For storing a single character: UCS-4 (aka UTF-32), and that's without possible combining character decoration. For everything else, UTF-8 internally, no matter what the system locale is.
wchar_t is always damage, it shouldn't be used except in wrappers that do actual I/O: you need such wrappers as standard-compliant functions are buggy to the level of uselessness on Windows and you need SomeWindowsInventedFunctionW() for everything if you want Unicode.
And why UTF-8 not UCS-4 for strings? UTF-8 takes slightly longer code:
while (int l = utf8towc(&c, s))
{
s += l;
do_something(c);
}
vs UCS-4's simpler:
for (; *s; s++)
{
do_something(*s);
}
but UCS-4 blows up most your strings by a factor of 4, and makes viewing stuff in a debugger really cumbersome.
My credentials: I'm the guy who added Unicode support to Dungeon Crawl.
The creatures outside looked from Alt-Right to Antifa; but already it was impossible to say which was which.
Characters in Thai are rendered in display-oredr, and not logical order.
so, for example ( mina would be imna) and requires reordering for sorting.
Characters in many Indic languages are still all syllable based.
So, consonants and vowels are encoded separately, and fully interact as a logical graphical character.
Sinhala:
0dc1 0dca 200d 0dbb 0dd3
ZHA VIRAMA ZWJ RA VOWEL-SIGN-II
Combine to form a single displayable character. (Sri)
If you omit the Zero-Width-Joiner, then it displays as two characters, "Sa'" and "Ri."
So, the rendering and display are dependant on the entire grapheme, which is the normal unit of display and truncation.

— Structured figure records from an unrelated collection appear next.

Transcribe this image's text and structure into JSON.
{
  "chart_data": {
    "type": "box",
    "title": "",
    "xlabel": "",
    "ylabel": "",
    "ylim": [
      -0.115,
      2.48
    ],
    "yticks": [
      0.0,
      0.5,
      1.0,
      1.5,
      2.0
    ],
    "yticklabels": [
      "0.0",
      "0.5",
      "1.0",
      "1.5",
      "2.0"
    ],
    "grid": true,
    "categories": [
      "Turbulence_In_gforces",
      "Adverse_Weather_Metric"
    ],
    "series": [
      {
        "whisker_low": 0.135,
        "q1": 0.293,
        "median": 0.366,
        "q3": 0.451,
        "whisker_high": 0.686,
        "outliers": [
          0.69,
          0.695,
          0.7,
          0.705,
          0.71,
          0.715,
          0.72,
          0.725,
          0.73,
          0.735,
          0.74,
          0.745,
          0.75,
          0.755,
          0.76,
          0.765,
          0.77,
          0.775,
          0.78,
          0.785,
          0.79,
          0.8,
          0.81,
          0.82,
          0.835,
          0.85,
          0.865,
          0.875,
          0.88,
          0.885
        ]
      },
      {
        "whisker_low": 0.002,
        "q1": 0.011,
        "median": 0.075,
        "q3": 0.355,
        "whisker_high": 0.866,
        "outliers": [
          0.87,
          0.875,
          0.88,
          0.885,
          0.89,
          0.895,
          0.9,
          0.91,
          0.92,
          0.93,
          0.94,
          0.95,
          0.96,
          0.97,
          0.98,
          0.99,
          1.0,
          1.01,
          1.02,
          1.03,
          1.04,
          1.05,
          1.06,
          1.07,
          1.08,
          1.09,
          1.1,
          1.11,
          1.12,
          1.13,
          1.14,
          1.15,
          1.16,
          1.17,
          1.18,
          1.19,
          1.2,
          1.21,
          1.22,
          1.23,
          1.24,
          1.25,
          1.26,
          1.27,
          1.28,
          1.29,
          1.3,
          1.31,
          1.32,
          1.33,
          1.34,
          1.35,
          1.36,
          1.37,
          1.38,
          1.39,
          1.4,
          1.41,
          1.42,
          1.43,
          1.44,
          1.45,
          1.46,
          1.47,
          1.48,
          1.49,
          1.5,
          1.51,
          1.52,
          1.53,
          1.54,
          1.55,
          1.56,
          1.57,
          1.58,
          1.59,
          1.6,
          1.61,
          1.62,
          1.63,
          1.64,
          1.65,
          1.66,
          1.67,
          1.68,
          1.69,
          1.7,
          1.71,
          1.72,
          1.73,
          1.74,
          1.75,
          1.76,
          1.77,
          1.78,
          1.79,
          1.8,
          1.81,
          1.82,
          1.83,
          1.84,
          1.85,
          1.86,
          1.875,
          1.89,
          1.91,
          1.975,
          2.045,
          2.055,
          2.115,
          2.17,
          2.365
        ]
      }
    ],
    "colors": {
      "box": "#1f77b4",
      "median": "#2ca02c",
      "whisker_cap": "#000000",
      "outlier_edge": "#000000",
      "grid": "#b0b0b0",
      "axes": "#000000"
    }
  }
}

Otherwise one will be cropping portions of a character on display; and rendering either jibbrish/bakamoji, or unrelated characters/syllables because.
Malay:
0d15 0d4d 0d38 0d3e
KA VIRAMA SA AA
One displayable character.
If you display code-point by code point, the grapheme displayed would changes 4 times.
KA
K'
KSA
KSAA
Terminoligy needs to be fixed.
All Codepoints are 4 bypes
All characters (defined as a single conceptual, and graphical display unit) range from 1 to 6 code-points. (so, 4-24bytes)
Sinhala:
0dc1 0dca 200d 0dbb 0dd3
ZHA VIRAMA ZWJ RA VOWEL-SIGN-II
Combine to form a single displayable character. (Sri) (kinda a fancy item; but different from without the ZWJ which would display two graphemes. (S', and RII)
And Lituanian:
"However, not all abstract characters are encoded as a single Unicode character, and some abstract characters may be represented in Unicode by a sequence of two or more characters. For example, a Latin small letter "i" with an ogonek, a dot above, and an acute accent, which is required in Lithuanian, is represented by the character sequence U+012F, U+0307, U+0301."
And there are many other cases where there is no single code-point to represent a single grapheme.
So for string truncation and line-splitting, (and anything dealing with arabic or indic scripts), you need to never crop in the middle of a codepoint-sequence that defined a single grapheme; or else the visual display is incorrect, or bakamoji (jibbrish).